Ok, thanks for the information guys. Looks like the powerhead (assuming now thats at minimum the head and pistons) needs a rebuild, and the cost is around $1000. Im guessing more people dont do that because its a lot of money to put into an older motor - a labor of love, not wise spending. Thats a decent down payment on a brand new motor but I get it.

Two motors, two options.
1- Rebuild ugly duckling, cant say I want to polish a turd.
2 - Cannibalize the UD as needed and rebuild the stinger from scratch - more inclined to go with this route.

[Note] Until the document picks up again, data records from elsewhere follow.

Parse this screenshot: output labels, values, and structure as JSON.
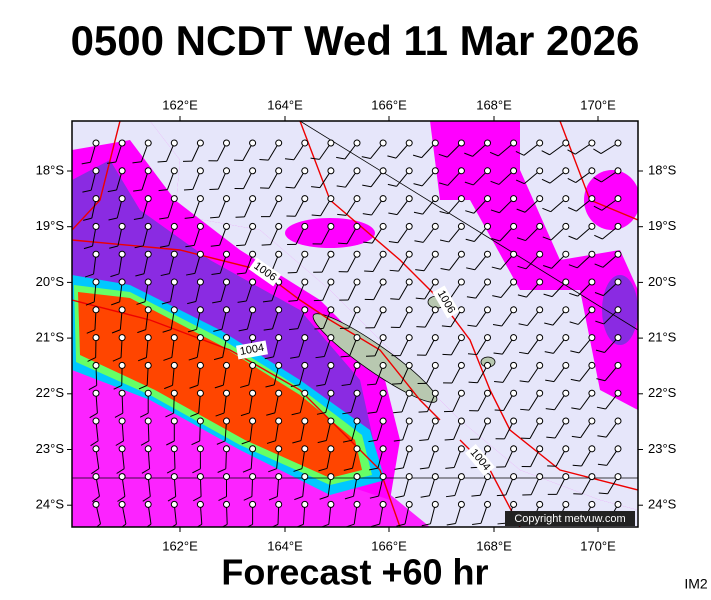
{
  "header": {
    "title": "0500 NCDT Wed 11 Mar 2026"
  },
  "map": {
    "longitude_labels": [
      "162°E",
      "164°E",
      "166°E",
      "168°E",
      "170°E"
    ],
    "latitude_labels": [
      "18°S",
      "19°S",
      "20°S",
      "21°S",
      "22°S",
      "23°S",
      "24°S"
    ],
    "contour_labels": [
      "1006",
      "1006",
      "1004",
      "1004"
    ],
    "copyright": "Copyright metvuw.com"
  },
  "footer": {
    "caption": "Forecast +60 hr",
    "image_id": "IM2"
  }
}
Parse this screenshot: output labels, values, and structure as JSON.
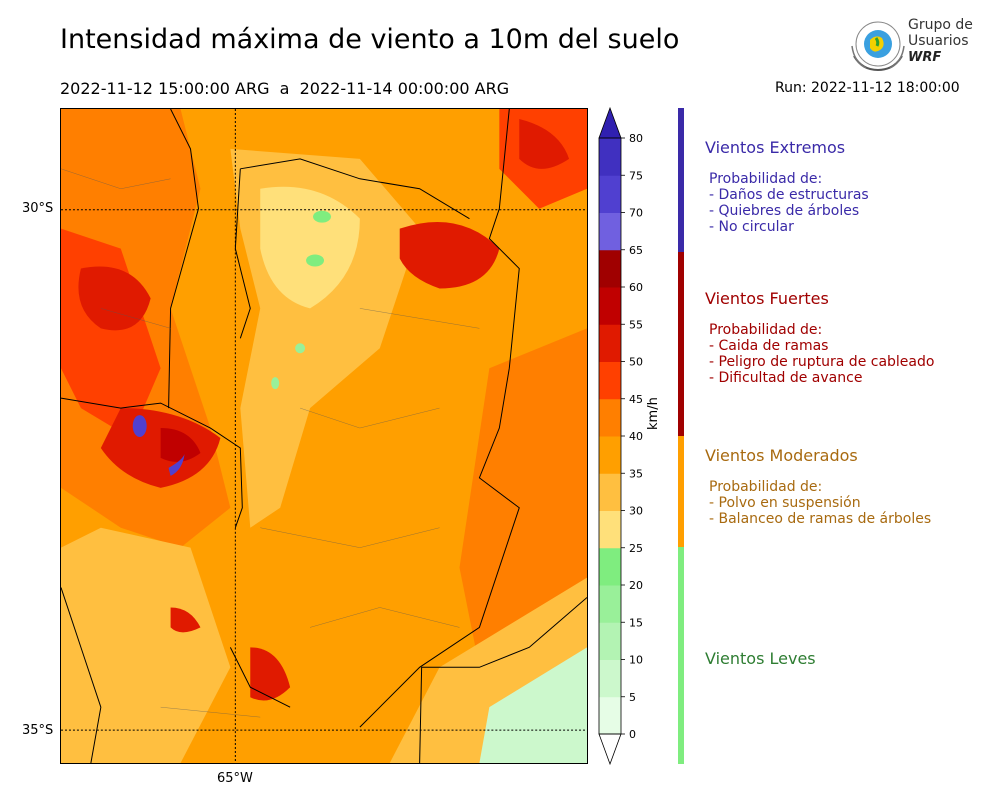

So… heres the plan. Going to clean the carbs and change the seal/oil of the UD. That should (barely) keep me on the water and it preserves future parts for the stinger. I get it - not great for the UD, but shes called that for a reason. The Stinger is the motor worth building from the ground up and doesnt need a full powerhead rebuild (from the looks of it) - she just needs a revival. Once the stinger is revived, I will look at rebuilding the UD’s powerhead.

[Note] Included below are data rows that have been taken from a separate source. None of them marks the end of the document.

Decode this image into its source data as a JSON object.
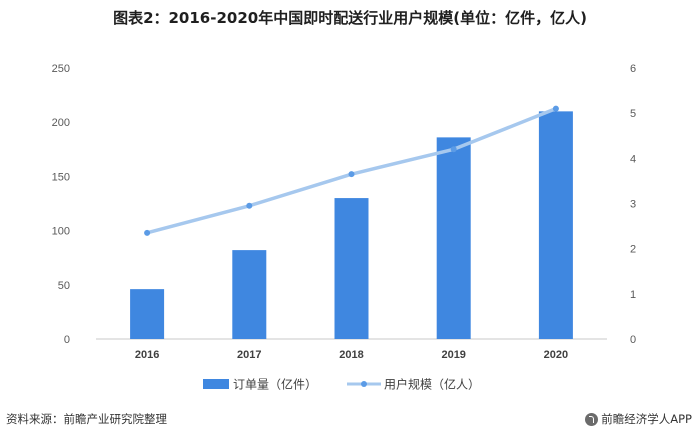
{
  "title": "图表2：2016-2020年中国即时配送行业用户规模(单位：亿件，亿人)",
  "footer": {
    "source": "资料来源：前瞻产业研究院整理",
    "brand": "前瞻经济学人APP"
  },
  "colors": {
    "bar": "#3f87e0",
    "line": "#a6c8ee",
    "marker": "#5b9be6",
    "axis": "#c8c8c8"
  },
  "chart_data": {
    "type": "bar",
    "categories": [
      "2016",
      "2017",
      "2018",
      "2019",
      "2020"
    ],
    "series": [
      {
        "name": "订单量（亿件）",
        "type": "bar",
        "axis": "left",
        "values": [
          46,
          82,
          130,
          186,
          210
        ]
      },
      {
        "name": "用户规模（亿人）",
        "type": "line",
        "axis": "right",
        "values": [
          2.35,
          2.95,
          3.65,
          4.2,
          5.1
        ]
      }
    ],
    "ylim": [
      0,
      250
    ],
    "yticks": [
      0,
      50,
      100,
      150,
      200,
      250
    ],
    "y2lim": [
      0,
      6
    ],
    "y2ticks": [
      0,
      1,
      2,
      3,
      4,
      5,
      6
    ],
    "grid": false,
    "legend": "bottom"
  }
}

My question now is, where do I start with the stinger? I have almost complete gasket kits, minus what ive used, for these motors and the stinger had been sitting in the desert for years. Id be surprised if any of her gaskets are still good. Ill get started on her as soon as the carbs and seal are done on UD. Just dont know where to start. My previous experience with these motors has been bolts break easy and are hard to get out - so tips and tricks to make life easier and not cause bigger issues would be appreciated.

I did borrow the head cover off of the Stinger for the UD so I will find, a hard to find, replacement for the Stinger. Need another anyway to have 2 motors.

Side thought - a guy was selling a boat and trailer with 2 running 75’s and a parts 75 for $1500 obo…. For that powerhead rebuild cost I could have a fleet of motors lol.